Petite sociologie de la bourgeoisie
Là où la mondialisation passe pour forte, se révèle sa faiblesse. Il faut une classe des propriétaires de moyens de production pour promouvoir le capital. Les bureaucraties d'origine militaire ou ouvrière ne manquent pas d'efficacité pour développer un capital jeune qui n'a pas encore besoin de donner leur plein essor aux stimulations du marché, et peut provisoirement (et non sans mal ni pertes) tronquer la concurrence. Le pouvoir politique fait comme si la société n'était composée que d'une seule entreprise, et manipule les prix, les bénéfices et les salaires comme s'il était lui-même le seul vendeur et le seul acheteur. Tel a été le cas, un temps (assez long, parfois) de la Russie après l'échec de la révolution d'Octobre, de la Chine après 1949, et de divers pays aussi variés que l'Allemagne de l'Est ou le Vietnam. A terme, cependant, le capital suppose une classe de propriétaires privés. Que le bourgeois propriétaire (à titre individuel ou familial) de sa filature ou de sa fonderie ait cédé la place au fonctionnaire du capital, et que l'Etat soit souvent devenu capitaliste collectif, selon des formules de Marx et d'Engels, n'enlève rien à la nécessité pour le capital d'exister comme une addition de pôles séparés et rivaux producteurs de valeur par la fabrication et la vente rentables de marchandises. Un système porté à refuser toute limite engendre naturellement des managers irresponsables et des actionnaires uniquement soucieux d'accroître la valeur boursière de leurs placements, dont régulièrement la ruine purge le système. Mais lorsque les irresponsables et les boursicoteurs tiennent le haut du pavé, et s'arrogent des surprofits sans créer de valeur sinon pour eux-mêmes, c'est qu'il n'y a plus assez de profit pour toutes les couches bourgeoises, et que la restructuration a largement raté son but. Au lieu de courir des risques et d'encaisser des bénéfices en cas de succès, les grands patrons contemporains s'enrichissent quand l'entreprise périclite, et reportent la totalité des pertes sur le personnel. L'excès de prédation nuit au capitalisme.

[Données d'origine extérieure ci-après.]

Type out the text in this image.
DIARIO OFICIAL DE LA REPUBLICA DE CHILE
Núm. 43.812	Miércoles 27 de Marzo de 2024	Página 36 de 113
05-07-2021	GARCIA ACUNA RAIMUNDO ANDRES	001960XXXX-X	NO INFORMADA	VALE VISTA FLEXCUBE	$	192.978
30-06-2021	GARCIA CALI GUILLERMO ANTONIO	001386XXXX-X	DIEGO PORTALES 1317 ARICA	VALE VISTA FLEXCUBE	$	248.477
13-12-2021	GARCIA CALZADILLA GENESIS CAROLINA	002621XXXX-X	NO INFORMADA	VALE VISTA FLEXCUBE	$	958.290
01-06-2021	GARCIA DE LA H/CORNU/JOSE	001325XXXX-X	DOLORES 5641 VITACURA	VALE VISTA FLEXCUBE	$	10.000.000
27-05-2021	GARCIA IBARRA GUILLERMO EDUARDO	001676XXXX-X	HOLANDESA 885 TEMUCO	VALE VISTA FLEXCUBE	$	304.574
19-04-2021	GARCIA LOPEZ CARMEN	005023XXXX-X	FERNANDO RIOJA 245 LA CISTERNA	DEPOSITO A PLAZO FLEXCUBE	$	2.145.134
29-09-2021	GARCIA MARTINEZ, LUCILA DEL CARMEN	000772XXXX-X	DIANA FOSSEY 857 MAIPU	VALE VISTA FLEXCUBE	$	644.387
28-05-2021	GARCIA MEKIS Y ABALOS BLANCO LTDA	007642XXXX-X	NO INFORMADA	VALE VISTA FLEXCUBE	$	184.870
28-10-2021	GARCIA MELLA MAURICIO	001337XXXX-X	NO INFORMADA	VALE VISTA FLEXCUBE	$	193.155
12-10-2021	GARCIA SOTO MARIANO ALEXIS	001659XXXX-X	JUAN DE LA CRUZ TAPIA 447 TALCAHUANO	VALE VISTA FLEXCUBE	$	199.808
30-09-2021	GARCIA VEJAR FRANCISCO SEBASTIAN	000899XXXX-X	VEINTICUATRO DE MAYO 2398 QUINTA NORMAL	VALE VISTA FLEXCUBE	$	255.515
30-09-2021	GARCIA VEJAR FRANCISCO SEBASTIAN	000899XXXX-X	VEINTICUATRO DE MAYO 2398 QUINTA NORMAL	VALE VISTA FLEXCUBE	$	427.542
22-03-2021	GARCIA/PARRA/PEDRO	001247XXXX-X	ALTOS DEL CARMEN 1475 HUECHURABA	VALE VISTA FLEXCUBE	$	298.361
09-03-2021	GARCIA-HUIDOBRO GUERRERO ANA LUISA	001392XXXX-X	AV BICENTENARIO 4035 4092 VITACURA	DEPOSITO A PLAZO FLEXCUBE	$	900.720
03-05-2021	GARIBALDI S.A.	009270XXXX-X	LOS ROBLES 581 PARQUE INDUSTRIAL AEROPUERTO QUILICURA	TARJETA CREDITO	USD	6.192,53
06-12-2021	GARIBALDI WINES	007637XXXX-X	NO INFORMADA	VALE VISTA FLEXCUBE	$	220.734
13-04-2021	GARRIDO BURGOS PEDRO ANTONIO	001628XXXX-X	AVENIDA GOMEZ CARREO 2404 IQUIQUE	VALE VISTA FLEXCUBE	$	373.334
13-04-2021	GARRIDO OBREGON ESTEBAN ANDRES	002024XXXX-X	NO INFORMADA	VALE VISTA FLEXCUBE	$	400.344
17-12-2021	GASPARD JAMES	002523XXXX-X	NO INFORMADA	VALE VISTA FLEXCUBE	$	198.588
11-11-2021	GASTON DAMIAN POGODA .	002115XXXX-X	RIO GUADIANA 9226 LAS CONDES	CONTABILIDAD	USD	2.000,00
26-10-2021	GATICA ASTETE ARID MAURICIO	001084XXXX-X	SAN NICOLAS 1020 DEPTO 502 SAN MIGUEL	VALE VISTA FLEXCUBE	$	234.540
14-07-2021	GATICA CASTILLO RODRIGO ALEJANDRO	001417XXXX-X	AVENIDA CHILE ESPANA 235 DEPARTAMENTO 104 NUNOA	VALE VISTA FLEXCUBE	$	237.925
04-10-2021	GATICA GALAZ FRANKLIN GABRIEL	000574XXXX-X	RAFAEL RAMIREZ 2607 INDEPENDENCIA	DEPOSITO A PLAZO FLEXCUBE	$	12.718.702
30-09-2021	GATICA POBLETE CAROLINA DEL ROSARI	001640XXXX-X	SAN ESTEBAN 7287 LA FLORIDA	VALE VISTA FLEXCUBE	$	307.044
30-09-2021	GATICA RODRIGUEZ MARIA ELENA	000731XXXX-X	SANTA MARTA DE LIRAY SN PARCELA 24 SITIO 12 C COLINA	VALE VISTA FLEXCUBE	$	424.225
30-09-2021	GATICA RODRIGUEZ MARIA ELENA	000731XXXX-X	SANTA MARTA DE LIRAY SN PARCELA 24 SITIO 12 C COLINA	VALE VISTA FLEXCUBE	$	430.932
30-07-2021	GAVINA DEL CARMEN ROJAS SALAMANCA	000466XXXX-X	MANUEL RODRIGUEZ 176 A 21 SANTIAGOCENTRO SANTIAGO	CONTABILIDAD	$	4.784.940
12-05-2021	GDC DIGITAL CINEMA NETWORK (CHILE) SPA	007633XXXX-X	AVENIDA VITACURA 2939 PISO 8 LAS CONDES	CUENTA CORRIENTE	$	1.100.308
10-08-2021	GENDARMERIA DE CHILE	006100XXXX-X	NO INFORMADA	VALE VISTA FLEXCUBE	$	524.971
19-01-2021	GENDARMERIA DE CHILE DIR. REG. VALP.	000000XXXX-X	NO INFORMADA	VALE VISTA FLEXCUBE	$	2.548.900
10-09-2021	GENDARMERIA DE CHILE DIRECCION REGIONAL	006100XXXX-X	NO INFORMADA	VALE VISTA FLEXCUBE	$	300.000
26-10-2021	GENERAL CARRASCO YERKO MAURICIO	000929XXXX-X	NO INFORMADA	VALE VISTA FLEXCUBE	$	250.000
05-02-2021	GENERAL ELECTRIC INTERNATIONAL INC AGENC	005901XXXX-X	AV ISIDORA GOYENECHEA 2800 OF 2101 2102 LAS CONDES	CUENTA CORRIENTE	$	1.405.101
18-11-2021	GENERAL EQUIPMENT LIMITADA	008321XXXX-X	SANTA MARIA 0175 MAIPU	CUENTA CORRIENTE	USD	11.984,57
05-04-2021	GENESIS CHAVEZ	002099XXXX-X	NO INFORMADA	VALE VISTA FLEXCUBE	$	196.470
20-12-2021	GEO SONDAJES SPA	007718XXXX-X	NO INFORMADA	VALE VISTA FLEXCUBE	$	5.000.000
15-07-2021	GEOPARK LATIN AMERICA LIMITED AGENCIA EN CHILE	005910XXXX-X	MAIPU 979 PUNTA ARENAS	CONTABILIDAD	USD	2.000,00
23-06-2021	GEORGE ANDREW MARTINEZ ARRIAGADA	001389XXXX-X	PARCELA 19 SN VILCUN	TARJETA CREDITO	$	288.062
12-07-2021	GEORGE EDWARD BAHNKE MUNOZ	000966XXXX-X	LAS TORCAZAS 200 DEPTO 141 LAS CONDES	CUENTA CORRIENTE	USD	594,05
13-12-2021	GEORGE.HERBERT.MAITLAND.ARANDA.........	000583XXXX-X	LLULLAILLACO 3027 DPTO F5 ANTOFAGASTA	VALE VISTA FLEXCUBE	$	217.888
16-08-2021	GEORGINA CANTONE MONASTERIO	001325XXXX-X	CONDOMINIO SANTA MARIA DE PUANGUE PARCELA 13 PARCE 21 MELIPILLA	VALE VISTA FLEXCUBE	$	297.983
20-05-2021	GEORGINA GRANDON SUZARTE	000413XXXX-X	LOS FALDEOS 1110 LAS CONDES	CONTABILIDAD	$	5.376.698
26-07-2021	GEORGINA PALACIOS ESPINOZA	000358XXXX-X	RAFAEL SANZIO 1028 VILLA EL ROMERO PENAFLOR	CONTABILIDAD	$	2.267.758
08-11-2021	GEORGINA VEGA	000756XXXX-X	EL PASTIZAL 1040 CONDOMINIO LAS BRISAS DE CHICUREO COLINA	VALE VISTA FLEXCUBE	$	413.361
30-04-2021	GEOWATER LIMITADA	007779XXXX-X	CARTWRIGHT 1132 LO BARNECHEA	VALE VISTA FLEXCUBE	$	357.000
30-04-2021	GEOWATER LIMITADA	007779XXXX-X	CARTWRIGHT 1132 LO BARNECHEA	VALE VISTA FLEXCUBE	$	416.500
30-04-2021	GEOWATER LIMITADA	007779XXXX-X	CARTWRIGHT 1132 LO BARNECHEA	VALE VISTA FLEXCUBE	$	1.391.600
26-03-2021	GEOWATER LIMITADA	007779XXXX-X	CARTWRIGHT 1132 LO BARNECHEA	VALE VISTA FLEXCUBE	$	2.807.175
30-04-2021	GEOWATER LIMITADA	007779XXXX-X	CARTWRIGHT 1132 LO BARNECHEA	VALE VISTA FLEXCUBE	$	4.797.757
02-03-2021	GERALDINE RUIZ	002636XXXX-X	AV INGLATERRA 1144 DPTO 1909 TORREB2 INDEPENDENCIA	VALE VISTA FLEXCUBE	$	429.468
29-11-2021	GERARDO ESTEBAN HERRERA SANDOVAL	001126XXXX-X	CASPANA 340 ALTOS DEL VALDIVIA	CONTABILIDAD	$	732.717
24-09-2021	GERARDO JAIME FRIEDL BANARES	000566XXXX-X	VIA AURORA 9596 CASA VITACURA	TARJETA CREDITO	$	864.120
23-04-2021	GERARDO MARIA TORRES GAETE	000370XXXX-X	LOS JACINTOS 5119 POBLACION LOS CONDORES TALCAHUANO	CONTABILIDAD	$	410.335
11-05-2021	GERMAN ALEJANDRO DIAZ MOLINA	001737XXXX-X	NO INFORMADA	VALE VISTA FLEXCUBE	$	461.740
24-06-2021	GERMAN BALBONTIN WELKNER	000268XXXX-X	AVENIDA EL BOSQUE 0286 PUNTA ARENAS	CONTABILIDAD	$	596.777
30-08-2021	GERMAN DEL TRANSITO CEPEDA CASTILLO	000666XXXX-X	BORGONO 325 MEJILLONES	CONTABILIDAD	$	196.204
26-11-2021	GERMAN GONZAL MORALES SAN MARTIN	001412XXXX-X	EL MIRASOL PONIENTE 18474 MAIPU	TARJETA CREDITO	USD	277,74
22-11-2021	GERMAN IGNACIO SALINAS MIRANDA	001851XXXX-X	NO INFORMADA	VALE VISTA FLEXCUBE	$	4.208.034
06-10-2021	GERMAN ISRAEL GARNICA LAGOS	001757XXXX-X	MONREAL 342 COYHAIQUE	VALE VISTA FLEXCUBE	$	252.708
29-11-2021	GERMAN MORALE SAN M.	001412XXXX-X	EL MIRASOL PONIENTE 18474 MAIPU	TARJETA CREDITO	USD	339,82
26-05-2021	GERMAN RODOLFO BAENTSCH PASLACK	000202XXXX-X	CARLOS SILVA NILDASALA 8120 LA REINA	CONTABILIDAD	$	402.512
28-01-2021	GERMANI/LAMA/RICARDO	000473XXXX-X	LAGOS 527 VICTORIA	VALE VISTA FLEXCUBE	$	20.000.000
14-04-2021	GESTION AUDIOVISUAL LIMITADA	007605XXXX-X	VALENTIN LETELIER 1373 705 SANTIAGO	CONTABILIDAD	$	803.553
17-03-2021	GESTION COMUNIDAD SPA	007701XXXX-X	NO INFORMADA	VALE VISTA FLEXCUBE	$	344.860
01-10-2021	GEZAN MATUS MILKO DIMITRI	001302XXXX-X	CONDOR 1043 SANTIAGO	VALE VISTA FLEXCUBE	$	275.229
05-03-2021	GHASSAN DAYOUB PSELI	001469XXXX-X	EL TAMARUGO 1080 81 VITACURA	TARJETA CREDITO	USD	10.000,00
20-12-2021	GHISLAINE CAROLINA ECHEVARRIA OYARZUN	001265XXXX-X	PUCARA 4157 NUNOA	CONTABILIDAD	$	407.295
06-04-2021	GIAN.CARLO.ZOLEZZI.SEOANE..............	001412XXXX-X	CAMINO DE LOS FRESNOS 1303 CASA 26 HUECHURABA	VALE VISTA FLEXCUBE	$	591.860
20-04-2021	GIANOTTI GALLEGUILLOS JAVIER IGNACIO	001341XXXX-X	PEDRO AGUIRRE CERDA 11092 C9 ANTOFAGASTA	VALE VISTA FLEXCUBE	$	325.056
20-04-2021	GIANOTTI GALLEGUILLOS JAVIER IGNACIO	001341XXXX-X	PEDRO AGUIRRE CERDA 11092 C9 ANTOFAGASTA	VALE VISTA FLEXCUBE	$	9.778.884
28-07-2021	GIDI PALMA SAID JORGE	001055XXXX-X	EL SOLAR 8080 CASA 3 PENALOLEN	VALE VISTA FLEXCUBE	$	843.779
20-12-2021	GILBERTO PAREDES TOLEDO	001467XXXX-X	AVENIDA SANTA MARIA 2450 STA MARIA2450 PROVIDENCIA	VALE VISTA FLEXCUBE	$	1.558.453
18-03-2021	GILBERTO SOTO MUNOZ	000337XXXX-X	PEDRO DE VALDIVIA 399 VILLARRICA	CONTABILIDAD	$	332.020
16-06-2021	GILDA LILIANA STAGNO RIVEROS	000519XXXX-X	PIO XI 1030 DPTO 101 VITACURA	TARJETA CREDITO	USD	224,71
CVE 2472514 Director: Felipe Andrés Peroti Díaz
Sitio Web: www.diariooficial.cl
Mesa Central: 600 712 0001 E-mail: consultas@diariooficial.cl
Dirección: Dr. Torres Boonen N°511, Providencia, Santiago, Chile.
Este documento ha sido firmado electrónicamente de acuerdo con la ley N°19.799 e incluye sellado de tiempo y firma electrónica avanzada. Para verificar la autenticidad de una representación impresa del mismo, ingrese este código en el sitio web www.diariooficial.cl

Qui dit capitalisme dit entreprise, cette « personne morale » (et non association de personnes physiques) assurant la continuité du capital, distincte de ceux qui la possèdent, de ceux qui la dirigent comme de ceux qui y travaillent : elle pourrait les remplacer tous, et n'en continuerait pas moins. Laisser les actionnaires la diriger eux-mêmes, c'est donner la priorité au dividende sur le bénéfice. Il faut l'actionnaire : sans lui, l'entreprise serait par exemple propriété d'une banque, qui la traiterait comme un élément de son actif/passif, et s'en débarrasserait si cette vente rapportait davantage aux clients de la banque. Mais il faut aussi des gestionnaires qui aient à gagner ou à perdre personnellement dans la conduite de l'affaire. Or, dans le capitalisme actionnarial, chacun joue avec des flux de valeur indifférenciés et anonymes. L'obligation pour l'entreprise de rapporter le maximum aux actionnaires, fût-ce au détriment de l'entreprise, entre en contradiction avec la fonction de l'entrepreneur comme agent de l'accumulation de valeur. Trop de profit reversé en salaires, et la rentabilité chute. Mais trop de profit accaparé par le propriétaire d'usine du 19e siècle, ou par l'investisseur institutionnel en ce début de 21e, signale un disfonctionnement du cycle de la valorisation. Le capital n'a pas vocation à enrichir le bourgeois à n'importe quel prix, ni des fractions de la bourgeoisie aux dépens de l'ensemble. Quand il le fait systématiquement, c'est signe de péril.
Le capitalisme actuel est géré au jour le jour, avec pour priorité les intérêts immédiats des détenteurs de capitaux, le célèbre retour de 15% sur investissement, rarement atteint mais symbole d'irréalité : comment obtenir un bénéfice de 15% ou même de 7,5% avec une croissance très inférieure, sinon par des profits de monopole ? On fait une norme générale de ce qui n'est accessible qu'à la petite minorité des heureux possesseurs d'une rente de situation. Comme nul n'ignore le caractère éphémère de cette position privilégiée, autant dire que les capitaines d'industrie gèrent leur barque selon la règle « Après nous le déluge ». Les bourgeois n'ont jamais été altruistes, mais le refus systématique de prendre en compte l'intérêt général de leur classe révèle une crise structurelle. Le capitalisme du 19e siècle était tempéré par des bourgeois éclairés, voire des chefs d'Etat autoritaires, comme Bismark imposant aux propriétaires d'usines d'écouter les revendications des grévistes. Au 20e siècle, les managers avaient fini par comprendre le capitalisme comme système global où le capital doit faire sa place au travail. La seule régulation qui fonctionne aujourd'hui est celle des dérégulateurs.